Grondslagen en argumenten daarvoor

  • Deze vordering steunt, kort en zakelijk weergegeven, op de volgende grondslag.
  • De Adviseur heeft geen rekening gehouden met de medische toestand van de ex-partner van Consument. Hierdoor bleek het niet mogelijk te zijn voor Consument en zijn
    ex-partner om een overlijdensrisicoverzekering te sluiten, hetgeen een voorwaarde is voor het verstrekken van een financiering. De Adviseur heeft bovendien nauwelijks tijd besteed aan het dossier voor de aanvraag van een geldlening die (voorzienbaar) niet rond kwam. Op de website van de Adviseur staat aangegeven dat voor hypotheekadvies een tarief van € 1.350,- wordt gerekend en aanvullend tarief van € 925,- voor de afsluitkosten. De Adviseur heeft in strijd gehandeld met zijn eigen website en dienstverleningsovereenkomst, aangezien geen hypothecaire geldlening tot stand is gekomen en Consument € 3.000,80 heeft betaald voor het gegeven advies. Dit impliceert dat Consument in ieder geval
    € 1.650,- te veel heeft betaald aan de Adviseur.

 

Verweer van de Adviseur

  • De Adviseur heeft de stellingen van Consument gemotiveerd weersproken. Voor zover nodig zal de Commissie bij de beoordeling daarop ingaan.

 

  1. Beoordeling

    • Consument klaagt over de hoogte van de reeds betaalde kosten aan de Adviseur.

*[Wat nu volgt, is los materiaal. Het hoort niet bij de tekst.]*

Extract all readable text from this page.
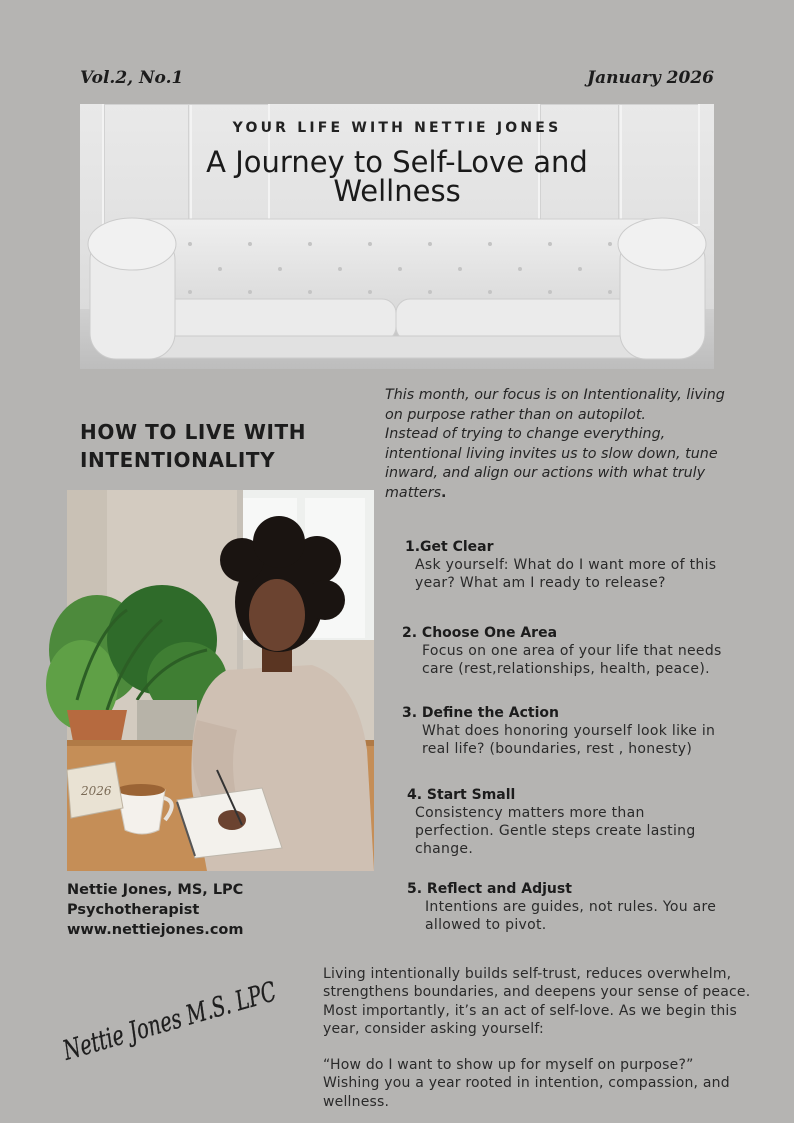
Vol.2, No.1	January 2026
YOUR LIFE WITH NETTIE JONES
A Journey to Self-Love and
Wellness
HOW TO LIVE WITH
INTENTIONALITY
This month, our focus is on Intentionality, living
on purpose rather than on autopilot.
Instead of trying to change everything,
intentional living invites us to slow down, tune
inward, and align our actions with what truly
matters.
2026
Nettie Jones, MS, LPC
Psychotherapist
www.nettiejones.com
1.Get Clear
Ask yourself: What do I want more of this
year? What am I ready to release?
2. Choose One Area
Focus on one area of your life that needs
care (rest,relationships, health, peace).
3. Define the Action
What does honoring yourself look like in
real life? (boundaries, rest , honesty)
4. Start Small
Consistency matters more than
perfection. Gentle steps create lasting
change.
5. Reflect and Adjust
Intentions are guides, not rules. You are
allowed to pivot.
Nettie Jones M.S. LPC

Living intentionally builds self-trust, reduces overwhelm,

strengthens boundaries, and deepens your sense of peace.

Most importantly, it’s an act of self-love. As we begin this

year, consider asking yourself:

“How do I want to show up for myself on purpose?”

Wishing you a year rooted in intention, compassion, and

wellness.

De Commissie zal zich bij het bespreken van de klacht daarom beperken tot de vraag of de Adviseur in redelijkheid het “voorschot” van € 3.000,80 bij Consument en zijn ex-partner in rekening heeft gebracht.

 

  • De rechtsverhouding tussen de Adviseur en Consument laat zich kwalificeren als een overeenkomst van opdracht.
    Op grond van artikel 7:401 BW geldt dat de opdrachtnemer bij zijn werkzaamheden de zorg van een goed opdrachtnemer in acht moet nemen. De inhoud van deze zorgplicht is in de rechtspraak ingevuld. Daaruit blijkt dat een adviseur tegenover zijn opdrachtgever de zorg moet betrachten die van een redelijk bekwaam en redelijk handelend adviseur mag worden verwacht (zie o.a. HR 10 januari 2003, NJ 2003, 375, r.o. 3.4.1). Bij de beantwoording van de vraag of de Adviseur aan zijn zorgplicht heeft voldaan, geldt dat van de adviseur verwacht mag worden dat hij beschikt over de nodige deskundigheid en vakkennis, dat hij de financiële belangen van zijn cliënten naar beste weten en kunnen behartigt en dat hij zorgvuldigheid betracht in de advisering. Eveneens is van belang dat de Adviseur een cliënt zodanig moet informeren over de aard en inhoud van het product, dat die voor het sluiten van de overeenkomst een weloverwogen beslissing kan nemen (zie GC nr. 2017-631).

 

  • Consument klaagt erover dat het bedrag van € 3.000,80 dat hij aan de Adviseur heeft betaald als “voorschot” te hoog is, nu uit het dienstverleningsdocument op de website van de Adviseur volgt dat de kosten voor advies enkel € 1.350,- bedragen. Bovendien stelt Consument dat het aan de Adviseur is te wijten dat de hypotheekovereenkomst niet tot stand is gekomen en voert hij daarvoor aan dat de Adviseur zich nauwelijks heeft verdiept in het dossier en zodoende geen rekening heeft gehouden met de medische toestand van de ex-partner van Consument. De Commissie is van oordeel dat de stellingen van Consument ongegrond zijn en overweegt hiertoe als volgt.

 

  • Gelet op de hiervoor onder de feiten weergegeven gang van zaken, zoals die door partijen naar voren is gebracht en aannemelijk is geworden, valt de Adviseur in zijn begeleiding van Consument en de ex-partner geen verwijt te maken en kan hij niet aansprakelijk worden gehouden voor de mislukte hypotheekaanvraag. Het is immers vast komen te staan dat de ex-partner van Consument tijdens het eerste gesprek op 10 oktober 2016 bewust heeft verzwegen dat zij aan borderline leed, hetgeen vervolgens is uitgekomen waarna de aanvraag van een overlijdensrisicoverzekering is gefrustreerd. Na het eerste gesprek
    met de Adviseur hebben Consument en zijn ex-partner op 11 oktober 2016 de
    koopovereenkomst van de woning ondertekend. De Adviseur mocht uitgaan van de juistheid van de verkregen informatie. Bij onjuistheid van de opgegeven informatie, zoals in het onderhavige geval de verzwijging van de ziekte van de ex-partner, komen de gevolgen daarvan uitsluitend voor rekening en risico van Consument en zijn ex-partner.

 

  • Tijdens een gezamenlijke vakantie en na het doen van de hypotheekaanvraag hebben beiden hun relatie onder meer als gevolg van de borderline van de ex-partner beëindigd. Vast staat dat de Adviseur, toen hij met dit feit toevallig bekend werd, daarna al het redelijk mogelijke heeft gedaan om de schadelijke gevolgen voor beiden te beperken.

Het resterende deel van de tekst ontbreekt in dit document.